JAVA MOSS, Vesicularia dubyana, - you can let this float as a ball or tied to drift wood, or rock, i would not mix this with the christmas moss. so if you tie both to a driftwood, make sure its at different places or one to driftwood one to rock.

Echinodorus cordifolius Tropica Marble Queen, BEAUTIFUL, EASY
Item # MARBLEQUEEN, background - place in the back ground, bury roots. even if you get it as a small plant it will get fairly big.

CYPERUS HELFERI, wonderful background plant or midground focal
Item # helferiP - very nice long grassly plant, put it in the background, next to the vals if you wanna make a tall grass wall in the back.

ANUBIAS FRAZERI, Tall Anubias Species background up to 20 inches
Item # Frazeri01 - sooo many tall plants.... lol no experience with this one, probably plant like a sword. if it comes with a rhizome dont bury it.
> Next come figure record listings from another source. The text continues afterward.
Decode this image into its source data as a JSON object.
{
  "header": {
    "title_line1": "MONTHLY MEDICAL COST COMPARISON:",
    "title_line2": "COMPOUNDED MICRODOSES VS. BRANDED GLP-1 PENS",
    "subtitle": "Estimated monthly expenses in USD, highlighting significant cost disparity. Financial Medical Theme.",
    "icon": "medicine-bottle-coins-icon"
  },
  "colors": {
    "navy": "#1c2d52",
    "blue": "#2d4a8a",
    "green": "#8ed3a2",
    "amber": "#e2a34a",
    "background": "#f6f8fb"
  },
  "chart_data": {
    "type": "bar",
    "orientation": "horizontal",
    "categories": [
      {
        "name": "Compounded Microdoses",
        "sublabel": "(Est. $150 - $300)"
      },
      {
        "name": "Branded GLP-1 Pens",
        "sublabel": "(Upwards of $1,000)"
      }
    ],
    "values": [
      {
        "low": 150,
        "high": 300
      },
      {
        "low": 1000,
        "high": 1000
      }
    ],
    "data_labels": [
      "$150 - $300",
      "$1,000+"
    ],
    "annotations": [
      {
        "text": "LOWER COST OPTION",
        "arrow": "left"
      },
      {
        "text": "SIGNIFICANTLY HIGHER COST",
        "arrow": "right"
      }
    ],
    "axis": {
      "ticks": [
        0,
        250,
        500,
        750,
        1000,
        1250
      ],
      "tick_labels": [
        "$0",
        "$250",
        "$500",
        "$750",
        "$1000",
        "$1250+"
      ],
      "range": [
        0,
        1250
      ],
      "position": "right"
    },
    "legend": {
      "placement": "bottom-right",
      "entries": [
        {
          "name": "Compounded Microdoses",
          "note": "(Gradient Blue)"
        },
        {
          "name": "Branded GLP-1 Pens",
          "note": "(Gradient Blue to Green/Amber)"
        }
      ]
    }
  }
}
I reallllly realllly hope you have a tank big enough for all of these. even if they come as tiny plants, they willl grow out and fill your tank pretty fast.


----------



## jadaBlu (Feb 14, 2013)

Thanks! I have a 29 gallon for my sorority (and a 20 long on reserve just for plants for growing out) I am planning to start planting other smaller tanks too. I have lots of tanks to convert over. I hope I end up having enough to sell the long run to pay for fish expenses.


----------



## Flyby Stardancer (Jun 19, 2013)

I have my anubias and java ferns tied to rocks, and then the rocks sit on the substrate, so that the rhizomes don't get burried.


----------